Hall to focus on Collie Smith at KCOB function
West Indies cricket great Rev Wes Hall will focus on the contribution made by former West Indies all-rounder, Jamaican O’Neil Gordon ‘Collie’ Smith, when he addresses the annual reunion dinner of the Kingston College Old Boys Association at the Hilton, Kingston Hotel, this evening at 7 o’clock, the organisation said in a news release.
Hall, 72, played Test cricket with Smith during the 1950s, before the Jamaican’s untimely death in a motor vehicle accident in England in 1959.
Smith, the brother of former Jamaica cricketer and present first vice-president of the Jamaica Cricket Board, Lindel Wright, was the fourth West Indian to score a century on debut.
He totalled 1331 runs from 26 Tests at an average of 31.69 and a best of 168 against England. He also took 48 wickets at 33.85 each.

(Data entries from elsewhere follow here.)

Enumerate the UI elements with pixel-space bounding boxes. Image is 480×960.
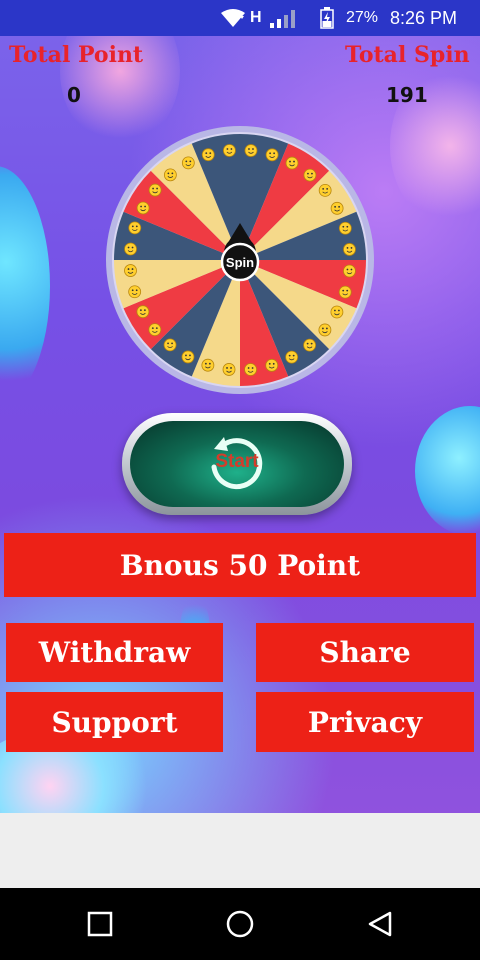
grin-emoji-icon <box>201 148 215 162</box>
laugh-emoji-icon <box>201 358 215 372</box>
sunglasses-emoji-icon <box>148 323 162 337</box>
bonus-button[interactable]: Bnous 50 Point <box>4 533 476 597</box>
wink-emoji-icon <box>223 144 236 157</box>
bottom-gap <box>0 813 480 888</box>
kiss-emoji-icon <box>330 305 344 319</box>
wink-emoji-icon <box>265 148 279 162</box>
start-label: Start <box>215 451 259 472</box>
laugh-emoji-icon <box>124 264 137 277</box>
background-blob <box>0 166 50 406</box>
grin-emoji-icon <box>181 350 195 364</box>
total-spin-value: 191 <box>386 83 428 107</box>
share-button[interactable]: Share <box>256 623 474 682</box>
grin-emoji-icon <box>303 338 317 352</box>
start-button[interactable]: Start <box>122 413 352 515</box>
network-type: H <box>250 9 262 26</box>
spin-wheel[interactable]: Spin <box>105 125 375 395</box>
total-point-value: 0 <box>67 83 81 107</box>
kiss-emoji-icon <box>163 168 177 182</box>
sunglasses-emoji-icon <box>136 201 150 215</box>
wink-emoji-icon <box>285 350 299 364</box>
withdraw-button[interactable]: Withdraw <box>6 623 223 682</box>
wheel-center-label: Spin <box>226 255 254 270</box>
laugh-emoji-icon <box>318 323 332 337</box>
home-icon[interactable] <box>200 888 280 960</box>
smile-emoji-icon <box>136 305 150 319</box>
wheel-graphic: Spin <box>106 126 374 394</box>
grin-emoji-icon <box>124 242 137 256</box>
privacy-button[interactable]: Privacy <box>256 692 474 752</box>
laugh-emoji-icon <box>181 156 195 170</box>
kiss-emoji-icon <box>222 363 236 376</box>
start-button-face: Start <box>130 421 344 507</box>
smile-emoji-icon <box>338 285 352 299</box>
wink-emoji-icon <box>128 221 142 235</box>
kiss-emoji-icon <box>128 285 142 299</box>
grin-emoji-icon <box>244 144 258 157</box>
sunglasses-emoji-icon <box>285 156 299 170</box>
sunglasses-emoji-icon <box>265 358 279 372</box>
recents-icon[interactable] <box>60 888 140 960</box>
signal-icon <box>268 0 298 36</box>
smile-emoji-icon <box>148 183 162 197</box>
wink-emoji-icon <box>343 243 356 256</box>
kiss-emoji-icon <box>318 183 332 197</box>
grin-emoji-icon <box>338 221 352 235</box>
wink-emoji-icon <box>163 338 177 352</box>
battery-icon <box>320 0 334 36</box>
total-point-label: Total Point <box>9 42 144 68</box>
status-bar: H 27% 8:26 PM <box>0 0 480 36</box>
app-content: Total Point 0 Total Spin 191 Spin Start … <box>0 36 480 813</box>
sunglasses-emoji-icon <box>343 264 356 278</box>
battery-percent: 27% <box>346 9 379 26</box>
smile-emoji-icon <box>244 363 257 376</box>
laugh-emoji-icon <box>330 201 344 215</box>
back-icon[interactable] <box>340 888 420 960</box>
smile-emoji-icon <box>303 168 317 182</box>
background-blob <box>415 406 480 536</box>
clock: 8:26 PM <box>390 7 458 28</box>
wifi-icon <box>220 0 246 36</box>
system-nav-bar <box>0 888 480 960</box>
support-button[interactable]: Support <box>6 692 223 752</box>
total-spin-label: Total Spin <box>345 42 470 68</box>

The KC Old Boys will also honour members of the victorious Manning Cup squads of 1964 and 1965 which won all schoolboy football titles available.
The five surviving members of the school’s first successful Manning Cup team in 1949 will also be recognised.
Hall took 192 wickets in 48 Tests between 1958 and 1969, with a best of seven for 69 against England at Sabina Park in 1960. He ended with 546 wickets from 170 first class matches.
After his retirement, he served as a selector and manager of the West Indies team and president of the West Indies Cricket Board from 2001 to 2003.
A former Member of Parliament and senator and minister of tourism in Barbados, Hall now serves as a Pentecostal minister.